BANDAR LAMPUNG — Ketua Fraksi PKS DPRD Kota Bandar Lampung, Agus Widodo, mendorong Pemerintah Kota Bandar Lampung segera menerbitkan Peraturan Wali Kota atau Perwali serta menyusun Rencana Aksi Daerah (RAD) Disabilitas.
Langkah tersebut dinilai penting untuk memperkuat perlindungan sekaligus pemenuhan hak-hak penyandang disabilitas melalui kebijakan yang memiliki arah, target, dan ukuran yang jelas.
Dorongan itu disampaikan Agus Widodo saat menghadiri kegiatan Disability Awareness Lintas Sektor yang diselenggarakan Yayasan SatuNama Yogyakarta di Hotel Emersia, Bandar Lampung, Kamis 20 Agustus 2026.
Kegiatan tersebut turut dihadiri Ketua Fraksi Gerindra DPRD Kota Bandar Lampung Mayang Suri Djausal, Ketua Komisi I DPRD Kota Bandar Lampung Misgustini, akademisi, pegiat komunitas, organisasi terkait penyandang disabilitas, serta sejumlah organisasi perangkat daerah di lingkungan Pemerintah Kota Bandar Lampung.
Dalam kesempatan itu, berbagai pihak membahas pentingnya peningkatan kesadaran lintas sektor terhadap kebutuhan dan pemenuhan hak penyandang disabilitas.
Agus Widodo menilai, keberadaan Perwali dan RAD Disabilitas menjadi bagian penting untuk memberikan kepastian arah dalam penyelenggaraan program serta kebijakan pemerintah daerah.
Perwali, menurutnya, dapat menjadi instrumen regulasi di tingkat daerah.
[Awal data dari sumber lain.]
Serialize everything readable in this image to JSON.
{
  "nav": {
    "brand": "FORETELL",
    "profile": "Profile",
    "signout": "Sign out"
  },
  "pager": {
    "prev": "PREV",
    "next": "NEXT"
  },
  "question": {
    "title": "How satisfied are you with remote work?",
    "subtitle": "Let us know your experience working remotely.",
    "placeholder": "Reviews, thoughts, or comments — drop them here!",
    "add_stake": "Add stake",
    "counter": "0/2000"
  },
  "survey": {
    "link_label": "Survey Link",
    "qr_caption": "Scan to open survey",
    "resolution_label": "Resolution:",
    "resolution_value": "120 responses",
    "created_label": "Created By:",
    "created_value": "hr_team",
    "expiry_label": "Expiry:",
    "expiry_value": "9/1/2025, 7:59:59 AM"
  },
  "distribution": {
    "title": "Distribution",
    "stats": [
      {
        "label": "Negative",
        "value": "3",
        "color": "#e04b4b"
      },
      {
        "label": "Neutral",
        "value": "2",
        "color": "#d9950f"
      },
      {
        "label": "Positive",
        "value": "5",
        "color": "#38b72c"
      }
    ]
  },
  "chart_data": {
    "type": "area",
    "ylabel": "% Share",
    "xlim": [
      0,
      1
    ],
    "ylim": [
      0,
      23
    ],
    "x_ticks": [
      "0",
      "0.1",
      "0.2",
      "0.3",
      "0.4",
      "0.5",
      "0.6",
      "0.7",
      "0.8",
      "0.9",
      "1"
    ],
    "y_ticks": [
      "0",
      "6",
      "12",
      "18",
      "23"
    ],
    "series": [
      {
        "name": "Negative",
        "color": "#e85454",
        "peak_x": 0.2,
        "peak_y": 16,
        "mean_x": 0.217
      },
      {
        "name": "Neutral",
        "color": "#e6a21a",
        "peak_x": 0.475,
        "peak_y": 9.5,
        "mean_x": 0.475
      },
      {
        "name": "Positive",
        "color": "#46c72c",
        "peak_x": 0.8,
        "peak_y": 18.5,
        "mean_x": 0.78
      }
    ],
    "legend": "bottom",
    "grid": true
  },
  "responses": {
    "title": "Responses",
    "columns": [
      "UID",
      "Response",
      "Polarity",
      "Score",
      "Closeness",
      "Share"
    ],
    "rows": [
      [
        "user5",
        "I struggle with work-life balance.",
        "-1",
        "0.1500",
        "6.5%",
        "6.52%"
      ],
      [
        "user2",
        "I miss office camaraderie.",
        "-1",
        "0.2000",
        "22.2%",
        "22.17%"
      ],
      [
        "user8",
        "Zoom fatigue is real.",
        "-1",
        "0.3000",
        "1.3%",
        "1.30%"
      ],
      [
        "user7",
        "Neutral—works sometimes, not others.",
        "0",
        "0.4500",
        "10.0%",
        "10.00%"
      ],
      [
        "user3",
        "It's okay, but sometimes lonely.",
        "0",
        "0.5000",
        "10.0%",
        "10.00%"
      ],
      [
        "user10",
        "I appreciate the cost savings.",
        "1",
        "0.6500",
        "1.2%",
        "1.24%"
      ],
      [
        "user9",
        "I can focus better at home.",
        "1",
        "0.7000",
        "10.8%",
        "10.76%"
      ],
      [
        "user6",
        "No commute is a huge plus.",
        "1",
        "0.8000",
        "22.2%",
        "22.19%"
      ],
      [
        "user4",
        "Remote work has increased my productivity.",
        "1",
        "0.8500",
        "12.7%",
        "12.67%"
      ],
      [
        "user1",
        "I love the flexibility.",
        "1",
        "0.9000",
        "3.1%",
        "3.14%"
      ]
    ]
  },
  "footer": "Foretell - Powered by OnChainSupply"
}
Sementara RAD Disabilitas diperlukan sebagai pedoman dalam menyusun langkah, target, serta program konkret yang dapat dijalankan secara berkelanjutan.
“Pemkot perlu segera menerbitkan Perwali dan RAD Disabilitas. Dengan adanya regulasi dan rencana aksi yang jelas, upaya pemenuhan hak penyandang disabilitas dapat dilakukan secara lebih terarah dan terukur,” ujar Agus.
Selain regulasi, Agus juga mendorong penguatan kolaborasi antara pemerintah daerah, DPRD, organisasi penyandang disabilitas, akademisi, komunitas, dunia usaha, serta masyarakat.
Menurutnya, keterlibatan berbagai pihak diperlukan agar kebijakan yang dirumuskan tidak hanya bersifat administratif, tetapi benar-benar sesuai dengan kebutuhan penyandang disabilitas di lapangan.
Kolaborasi lintas sektor juga dinilai penting dalam memastikan setiap program dapat dijalankan secara efektif, mulai dari akses terhadap pelayanan publik, pendidikan, pekerjaan, hingga fasilitas umum yang lebih inklusif.